Por outro lado, as condições da existência humana – a própria vida, a natalidade e
a mortalidade, a mundanidade, a pluralidade e o ‘planeta’ – jamais podem
‘explicar’ o que somos ou responder a perguntas sobre o que somos, pelas simples
razão de que jamais nos condicionam de modo absoluto. Esta sempre foi a opinião
da filosofia, em contraposição às ciências – antropologia, psicologia, biologia, etc.

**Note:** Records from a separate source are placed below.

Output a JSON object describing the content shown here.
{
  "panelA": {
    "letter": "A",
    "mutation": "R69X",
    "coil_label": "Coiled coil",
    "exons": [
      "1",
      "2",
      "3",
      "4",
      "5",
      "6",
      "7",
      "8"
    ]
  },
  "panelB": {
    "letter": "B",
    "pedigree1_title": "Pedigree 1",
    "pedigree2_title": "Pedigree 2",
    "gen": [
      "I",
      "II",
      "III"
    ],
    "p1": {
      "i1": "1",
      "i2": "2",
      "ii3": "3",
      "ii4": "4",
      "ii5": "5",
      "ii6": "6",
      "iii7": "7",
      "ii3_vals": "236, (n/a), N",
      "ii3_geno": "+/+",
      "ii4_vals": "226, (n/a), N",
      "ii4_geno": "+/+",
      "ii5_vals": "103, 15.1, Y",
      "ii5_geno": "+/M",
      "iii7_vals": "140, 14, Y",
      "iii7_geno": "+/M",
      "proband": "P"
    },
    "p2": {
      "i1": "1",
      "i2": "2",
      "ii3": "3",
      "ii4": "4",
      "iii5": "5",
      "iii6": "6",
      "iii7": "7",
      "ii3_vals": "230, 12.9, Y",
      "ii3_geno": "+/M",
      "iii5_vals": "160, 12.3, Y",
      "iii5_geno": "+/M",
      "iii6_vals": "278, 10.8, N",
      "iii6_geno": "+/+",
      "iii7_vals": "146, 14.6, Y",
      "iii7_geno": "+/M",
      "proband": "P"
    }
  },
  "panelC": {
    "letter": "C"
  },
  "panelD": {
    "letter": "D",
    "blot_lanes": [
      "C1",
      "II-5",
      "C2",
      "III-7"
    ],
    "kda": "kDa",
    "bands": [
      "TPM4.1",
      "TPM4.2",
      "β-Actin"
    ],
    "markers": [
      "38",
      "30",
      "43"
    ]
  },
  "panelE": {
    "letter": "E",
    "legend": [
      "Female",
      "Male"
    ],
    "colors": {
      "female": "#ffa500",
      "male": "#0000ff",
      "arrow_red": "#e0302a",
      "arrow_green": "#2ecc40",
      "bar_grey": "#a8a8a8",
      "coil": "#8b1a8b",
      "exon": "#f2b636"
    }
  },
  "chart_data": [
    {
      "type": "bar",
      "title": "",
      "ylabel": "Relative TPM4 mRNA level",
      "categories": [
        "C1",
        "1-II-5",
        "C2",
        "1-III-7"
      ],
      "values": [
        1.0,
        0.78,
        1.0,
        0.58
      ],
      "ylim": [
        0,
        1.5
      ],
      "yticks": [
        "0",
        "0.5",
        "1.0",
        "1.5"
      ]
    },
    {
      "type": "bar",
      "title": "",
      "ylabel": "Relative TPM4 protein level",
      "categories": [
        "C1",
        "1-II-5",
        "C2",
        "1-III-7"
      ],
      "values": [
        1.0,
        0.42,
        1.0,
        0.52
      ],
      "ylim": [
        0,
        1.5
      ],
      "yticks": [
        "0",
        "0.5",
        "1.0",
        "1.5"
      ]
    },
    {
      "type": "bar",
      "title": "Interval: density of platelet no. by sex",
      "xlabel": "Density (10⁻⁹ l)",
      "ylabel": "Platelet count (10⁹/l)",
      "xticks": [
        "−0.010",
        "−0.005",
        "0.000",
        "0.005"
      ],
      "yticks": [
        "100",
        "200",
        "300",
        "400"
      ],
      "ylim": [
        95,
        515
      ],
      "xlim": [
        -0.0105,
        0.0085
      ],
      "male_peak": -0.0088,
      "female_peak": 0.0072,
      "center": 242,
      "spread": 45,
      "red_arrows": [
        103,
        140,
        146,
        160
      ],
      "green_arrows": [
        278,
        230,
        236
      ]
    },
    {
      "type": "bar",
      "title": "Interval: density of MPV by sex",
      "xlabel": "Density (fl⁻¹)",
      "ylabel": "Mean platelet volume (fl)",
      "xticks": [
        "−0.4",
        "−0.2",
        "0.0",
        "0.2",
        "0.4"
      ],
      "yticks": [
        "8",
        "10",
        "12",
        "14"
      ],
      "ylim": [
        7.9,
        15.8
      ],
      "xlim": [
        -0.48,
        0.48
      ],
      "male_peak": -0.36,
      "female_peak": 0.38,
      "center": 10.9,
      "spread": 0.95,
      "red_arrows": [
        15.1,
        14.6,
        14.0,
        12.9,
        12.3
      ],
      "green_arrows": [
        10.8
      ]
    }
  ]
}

– que também têm no homem o seu objeto de estudo. Mas hoje podemos quase
dizer que já demonstramos, até mesmo cientificamente, que, embora vivamos
agora, e talvez tenhamos que viver sempre, sob condições terrenas, não somos
meras criaturas terrenas.15
Portanto, a liberdade de pensamento é um direto básico ao homem e instrumento para
a construção de sua auto-crítica individual e social, a manutenção para essa liberdade ainda
encontra-se em linhas de desenvolvimentos e conquistas. Ayaan Hirsi Ali demonstra que o
Sistema Político Democrático Liberal do mundo moderno infelizmente não supre a demanda
social atual, não é preciso um novo modelo de ajuste, mas sim uma melhor instrumentalização
destas ferramentas institucionais que tragam um melhor diálogo e compreensão das tradições
religiosas e que levam a garantia da liberdade a todos.
POST SCRIPTUM
“ Se esta palavra é acessível é que nenhuma palavra verdadeira é apenas palavra do sujeito,
já que é sempre para ajudá-lo na mediação a um outro sujeito que ela opera, e que por isso
está aberta à cadeia sem fim – mas não sem dúvida indefinida, pois ela se fecha – das
palavras em que se realiza concretamente, na comunidade humana, a dialética do
reconhecimento. ( J. LACAN)”
15
ARENDT, Hanna. A condição humana. Rio de Janeiro: Forense Universitária, 2001, p.19.